On 30 Aug 2012, at 23:19, Craig Weinberg wrote:



On Thursday, August 30, 2012 4:47:19 PM UTC-4, Alberto G.Corona wrote:
There is a human nature, and therefore a social nature with invariants.

in computational terms, the human mind is a collection or hardwired programs. codified by a developmental program, codified itself by a genetic program, which incidentally is a 90% identical in all humans (this is an amazing homogeneity for a single specie).

These hardwired programs create behaviours in humans, that interact in a social environment. By game theory, you can verify that there are Nash equilibriums among these human players. These optimums of well being for all withing the constraints of human nature called nash equilibriums are the moral code.

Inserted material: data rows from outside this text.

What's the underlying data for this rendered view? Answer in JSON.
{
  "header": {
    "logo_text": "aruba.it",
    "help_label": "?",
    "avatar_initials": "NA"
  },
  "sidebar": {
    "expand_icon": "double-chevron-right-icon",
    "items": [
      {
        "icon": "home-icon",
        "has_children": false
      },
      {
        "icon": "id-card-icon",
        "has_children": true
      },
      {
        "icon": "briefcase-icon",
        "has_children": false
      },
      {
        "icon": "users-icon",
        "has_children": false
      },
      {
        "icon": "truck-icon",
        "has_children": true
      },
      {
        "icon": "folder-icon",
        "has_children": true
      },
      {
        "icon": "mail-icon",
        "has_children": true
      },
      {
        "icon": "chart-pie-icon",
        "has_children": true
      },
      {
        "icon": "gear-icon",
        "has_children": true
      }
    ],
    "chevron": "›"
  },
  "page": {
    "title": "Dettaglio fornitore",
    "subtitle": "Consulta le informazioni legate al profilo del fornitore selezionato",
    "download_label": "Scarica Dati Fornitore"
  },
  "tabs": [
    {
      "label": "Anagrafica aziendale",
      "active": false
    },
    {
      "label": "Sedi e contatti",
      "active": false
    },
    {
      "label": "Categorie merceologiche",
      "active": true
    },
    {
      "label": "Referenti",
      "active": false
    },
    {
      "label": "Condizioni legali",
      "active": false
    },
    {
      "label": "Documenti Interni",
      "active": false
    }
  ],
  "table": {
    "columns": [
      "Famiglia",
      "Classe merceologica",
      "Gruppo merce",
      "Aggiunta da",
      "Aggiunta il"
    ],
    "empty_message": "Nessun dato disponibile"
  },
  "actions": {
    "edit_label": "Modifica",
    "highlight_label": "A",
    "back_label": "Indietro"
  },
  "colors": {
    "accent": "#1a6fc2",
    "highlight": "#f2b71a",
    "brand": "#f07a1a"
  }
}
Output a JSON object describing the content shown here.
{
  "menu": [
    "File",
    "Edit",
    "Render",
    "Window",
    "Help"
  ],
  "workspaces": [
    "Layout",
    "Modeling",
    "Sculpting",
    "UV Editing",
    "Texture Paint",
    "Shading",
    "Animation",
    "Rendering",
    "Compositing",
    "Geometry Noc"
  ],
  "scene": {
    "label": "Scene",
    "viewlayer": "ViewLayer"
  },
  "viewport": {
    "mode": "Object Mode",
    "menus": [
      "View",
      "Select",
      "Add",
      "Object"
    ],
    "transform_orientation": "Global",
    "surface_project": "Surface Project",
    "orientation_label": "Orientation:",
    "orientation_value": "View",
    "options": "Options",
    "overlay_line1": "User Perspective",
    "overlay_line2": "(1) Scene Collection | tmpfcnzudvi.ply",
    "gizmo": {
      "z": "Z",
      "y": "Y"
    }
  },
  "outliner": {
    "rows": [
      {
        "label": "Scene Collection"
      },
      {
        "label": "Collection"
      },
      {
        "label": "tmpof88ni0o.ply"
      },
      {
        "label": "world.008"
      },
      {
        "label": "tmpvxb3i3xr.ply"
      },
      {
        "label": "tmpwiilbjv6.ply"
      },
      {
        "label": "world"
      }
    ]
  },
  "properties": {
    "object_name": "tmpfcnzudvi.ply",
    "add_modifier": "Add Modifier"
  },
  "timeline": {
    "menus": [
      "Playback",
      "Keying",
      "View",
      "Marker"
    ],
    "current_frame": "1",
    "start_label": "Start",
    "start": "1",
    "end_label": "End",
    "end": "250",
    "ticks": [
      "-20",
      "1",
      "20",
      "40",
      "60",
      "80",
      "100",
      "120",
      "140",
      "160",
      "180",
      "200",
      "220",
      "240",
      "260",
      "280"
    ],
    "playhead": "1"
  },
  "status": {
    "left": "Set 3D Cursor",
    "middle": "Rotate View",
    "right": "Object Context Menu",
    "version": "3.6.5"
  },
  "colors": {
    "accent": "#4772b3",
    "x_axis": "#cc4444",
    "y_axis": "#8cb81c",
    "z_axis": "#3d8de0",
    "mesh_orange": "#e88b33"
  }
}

These equilibriums are no sharp maximums, but vary slightly according with the social coordinates. They are lines of surface maximums. These maximums are know by our intuition because we have suffered social selection, so a knowledge of them are intuitive. That we have suffered social selection means that the groups of hominids or the individual hominids whose conducts were away from the nash equilibriums dissapeared. To be near these equilibriums was an advantage so we have these hardwired intuitions, that the greeks called Nous and the chistians call soul.

What happens a broad variety of moral behaviours are really the expression of the same moral code operating in different circunstances where the optimum has been displaced. There are very interesting studies, for example in foundational book of evolutionary psychology "The adapted mind"

http://en.wikipedia.org/wiki/The_Adapted_Mind

about in which circunstances a mother may abandon his newborn child in extreme cases (In the study about pregnancy sickness). This would be at the extreme of the social spectrum: In the contrary in a affluent society close to ours, the rules are quite "normal". Both the normal behaviour or the extreme behaviour is created by the same basic algoritm of individual/social optimization. No matter if we see this from a dynamic way (contemplating the variations and extremes) or a static one contemplating a "normal" society, the moral is a unique, universal rule system. Thanks to the research on evolution applied to huumans, computer science and game theory, It is a rediscovered fact of human nature and his society, that await a development of evolutionary morals


Computational analogies can only provide us with a toy model of morality.


I agree with this. But we must not confuse compuational analogies, which can be inspiring but are analogies only, and the comp hypothesis, where we bet we digitally truncable at some level. the second assertion does indeed break many computer analogies, like it breaks down digital physics, or the idea that consciousness is a program or a computation.

Bruno





Should I eat my children, or should I order a pizza? It depends on the anticipation of statistical probabilities, etc...no different than how the equilibrium of oxygen and CO2 in my blood determines whether I inhale or exhale.

This kind of modeling may indeed offer some predictive strategies and instrumental knowledge of morality, but if we had to build a person or a universe based on this description, what would we get? Where is the revulsion, disgust, and blame - the stigma and shaming...the deep and violent prejudices? Surely they are not found in the banal evils of game theory.

To understand morals we must look at sense and motive, and how the association of transgressive motives (criminality) is associated fairly and unfairly with transgressive sense (images, characters worthy of disgust, shame, etc). We must understand how super- signifying images are telegraphed socially through and second-hand exaggeration and dramatization, of story-telling and parenting, demagoguery, religious authority, etc. Morality is politics. It is the subjective topology which elevates and lowers events, objects, people, places, behaviors, etc so that we enforce our own behavioral control before outside authorities need to. It isn't only a mathematical system of rules, it is a visceral drama. Consciousness computes, but consciousness itself has almost nothing to do with computation. It is experience. That is all there is.

Consciousness, as a first person experience, is provably not a computable phenomenon. This is a consequence of comp, not an argument against it.



One can experience the computation of other experiences, but without experience, there is no access to computation.

That is arithmetical solipsism, and is wrong in the comp theory.